Si une seule entité – fédérale ou autre – supervisait le calendrier, cela assurerait au moins un certain contrôle de la qualité. Plus il y a de journées nationales, moins chacune a de valeur. La proposition de valeur n’est pas améliorée par l’existence de jours tels que le National Grab Some Nuts Day, le National Sneak Some Zucchini Into Your Neighbor’s Porch Day, etc. (Les journées perdent de leur valeur, tout comme les calendriers imprimés et les espaces publicitaires sur le site web. J’ai demandé à M. LaVallie si National Day Calendar regardait les calendriers d’autres sociétés lorsqu’il mettait le sien à jour. « En fait, nous ne le faisons pas. Ils regardent les nôtres », a-t-elle répondu en lâchant le micro proverbial. « Tous les sites copieurs sur Internet essaient d’avoir de la traction, mais nous sommes la source vers laquelle tout le monde va. »

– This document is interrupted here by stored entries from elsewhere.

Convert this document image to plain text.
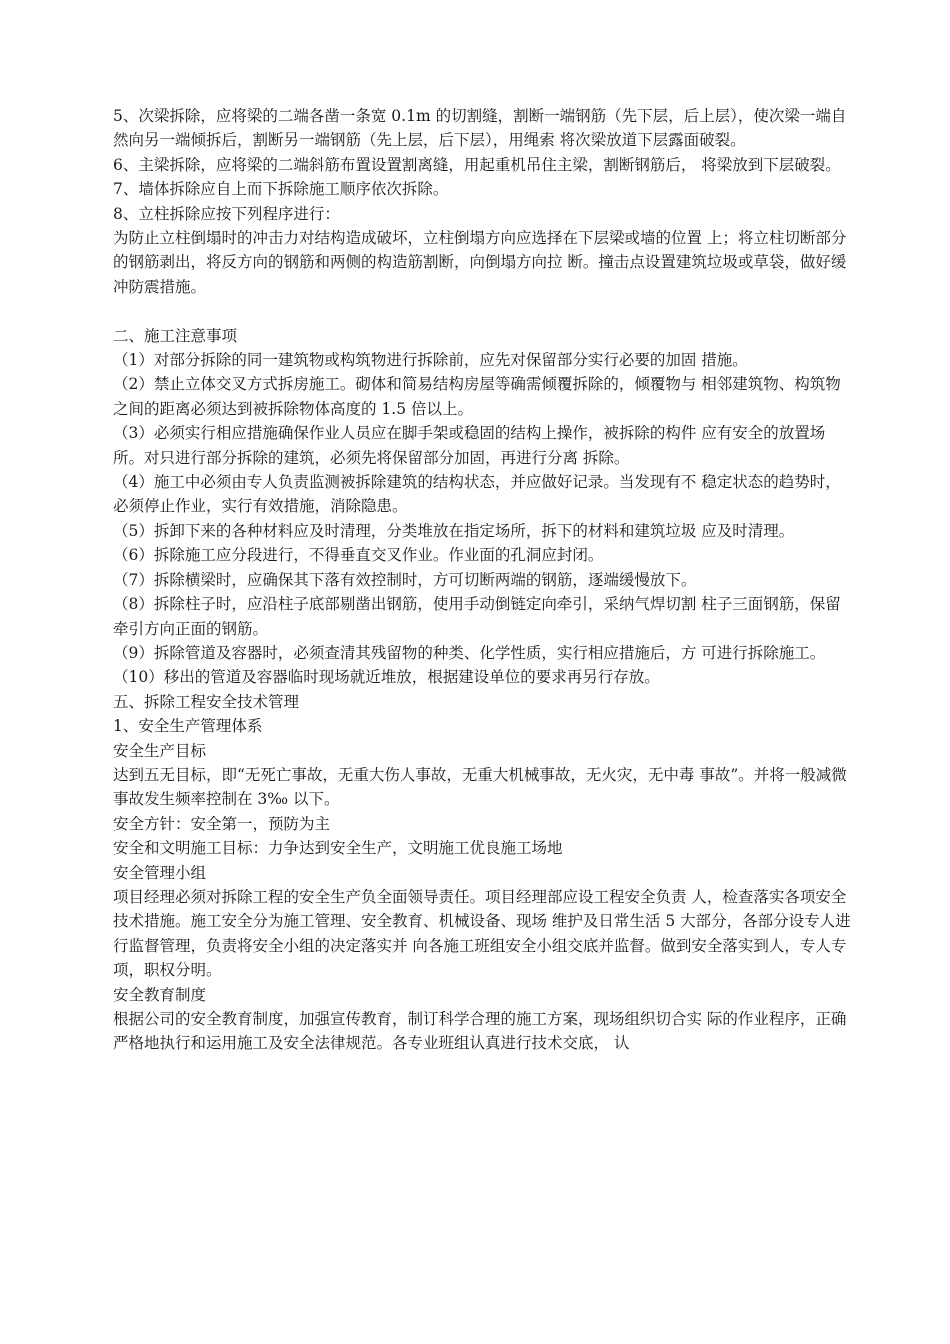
5、次梁拆除，应将梁的二端各凿一条宽 0.1m 的切割缝，割断一端钢筋（先下层，后上层），使次梁一端自然向另一端倾拆后，割断另一端钢筋（先上层，后下层），用绳索 将次梁放道下层露面破裂。

6、主梁拆除，应将梁的二端斜筋布置设置割离缝，用起重机吊住主梁，割断钢筋后， 将梁放到下层破裂。

7、墙体拆除应自上而下拆除施工顺序依次拆除。

8、立柱拆除应按下列程序进行：

为防止立柱倒塌时的冲击力对结构造成破坏，立柱倒塌方向应选择在下层梁或墙的位置 上；将立柱切断部分的钢筋剥出，将反方向的钢筋和两侧的构造筋割断，向倒塌方向拉 断。撞击点设置建筑垃圾或草袋，做好缓冲防震措施。

二、施工注意事项

（1）对部分拆除的同一建筑物或构筑物进行拆除前，应先对保留部分实行必要的加固 措施。

（2）禁止立体交叉方式拆房施工。砌体和简易结构房屋等确需倾覆拆除的，倾覆物与 相邻建筑物、构筑物之间的距离必须达到被拆除物体高度的 1.5 倍以上。

（3）必须实行相应措施确保作业人员应在脚手架或稳固的结构上操作，被拆除的构件 应有安全的放置场所。对只进行部分拆除的建筑，必须先将保留部分加固，再进行分离 拆除。

（4）施工中必须由专人负责监测被拆除建筑的结构状态，并应做好记录。当发现有不 稳定状态的趋势时，必须停止作业，实行有效措施，消除隐患。

（5）拆卸下来的各种材料应及时清理，分类堆放在指定场所，拆下的材料和建筑垃圾 应及时清理。

（6）拆除施工应分段进行，不得垂直交叉作业。作业面的孔洞应封闭。

（7）拆除横梁时，应确保其下落有效控制时，方可切断两端的钢筋，逐端缓慢放下。

（8）拆除柱子时，应沿柱子底部剔凿出钢筋，使用手动倒链定向牵引，采纳气焊切割 柱子三面钢筋，保留牵引方向正面的钢筋。

（9）拆除管道及容器时，必须查清其残留物的种类、化学性质，实行相应措施后，方 可进行拆除施工。

（10）移出的管道及容器临时现场就近堆放，根据建设单位的要求再另行存放。

五、拆除工程安全技术管理

1、安全生产管理体系

安全生产目标

达到五无目标，即“无死亡事故，无重大伤人事故，无重大机械事故，无火灾，无中毒 事故”。并将一般减微事故发生频率控制在 3‰ 以下。

安全方针：安全第一，预防为主

安全和文明施工目标：力争达到安全生产，文明施工优良施工场地

安全管理小组

项目经理必须对拆除工程的安全生产负全面领导责任。项目经理部应设工程安全负责 人，检查落实各项安全技术措施。施工安全分为施工管理、安全教育、机械设备、现场 维护及日常生活 5 大部分，各部分设专人进行监督管理，负责将安全小组的决定落实并 向各施工班组安全小组交底并监督。做到安全落实到人，专人专项，职权分明。

安全教育制度

根据公司的安全教育制度，加强宣传教育，制订科学合理的施工方案，现场组织切合实 际的作业程序，正确严格地执行和运用施工及安全法律规范。各专业班组认真进行技术交底， 认
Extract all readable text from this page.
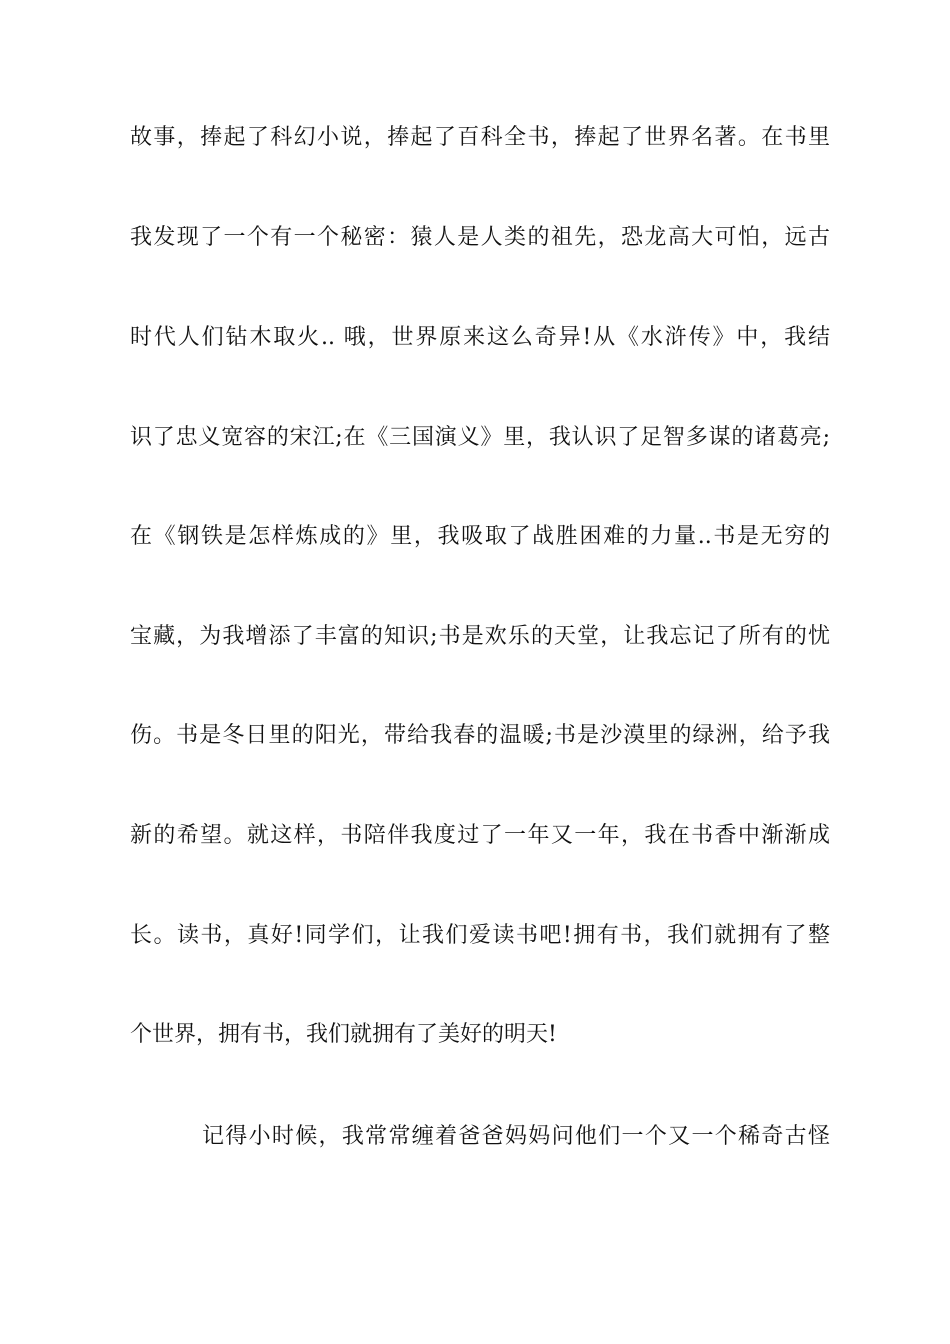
故事，捧起了科幻小说，捧起了百科全书，捧起了世界名著。在书里
我发现了一个有一个秘密：猿人是人类的祖先，恐龙高大可怕，远古
时代人们钻木取火.. 哦，世界原来这么奇异!从《水浒传》中，我结
识了忠义宽容的宋江;在《三国演义》里，我认识了足智多谋的诸葛亮;
在《钢铁是怎样炼成的》里，我吸取了战胜困难的力量..书是无穷的
宝藏，为我增添了丰富的知识;书是欢乐的天堂，让我忘记了所有的忧
伤。书是冬日里的阳光，带给我春的温暖;书是沙漠里的绿洲，给予我
新的希望。就这样，书陪伴我度过了一年又一年，我在书香中渐渐成
长。读书，真好!同学们，让我们爱读书吧!拥有书，我们就拥有了整
个世界，拥有书，我们就拥有了美好的明天!
记得小时候，我常常缠着爸爸妈妈问他们一个又一个稀奇古怪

Que cela soit exact ou non, il semble bien que ce soit une période de boom pour les journées nationales. Au moment où j’écris ces lignes, la Journée nationale de la plaisanterie dépasse tous les autres sujets. LaVallie pense que c’est à cause – et non en dépit – de l’intensité et des enjeux de l’actualité. Les gens veulent avoir l’occasion de parler de choses amusantes et sans conséquence. Comme tout ce qui se passe en ligne s’effondre dans un seul flux de médias sociaux, les gens sentent qu’ils ont besoin d’une raison pour parler d’autre chose que de ce qui est clairement plus important. Les journées nationales offrent une excuse, voire une invitation, à la transgression. « À notre époque, où tout est si sérieux, il est agréable de s’amuser un peu », dit LaVallie, « même s’il s’agit simplement de célébrer une journée du biscuit ». (Il existe de nombreux jours pour différents types de biscuits.)
Bien sûr, c’est une chose de célébrer les biscuits de son plein gré. C’en est une autre de parler de biscuits parce qu’une coalition de multinationales vous amadoue, à quelque niveau que ce soit, et utilise votre amour des biscuits pour vous faire adhérer à une application de rencontre. Si les journées nationales gagnent en nombre et en popularité parce que les gens veulent s’évader simplement d’un dialogue conséquent, il y a de la tristesse même chez les personnes qui célèbrent avec sérieux la Journée nationale de la crème glacée.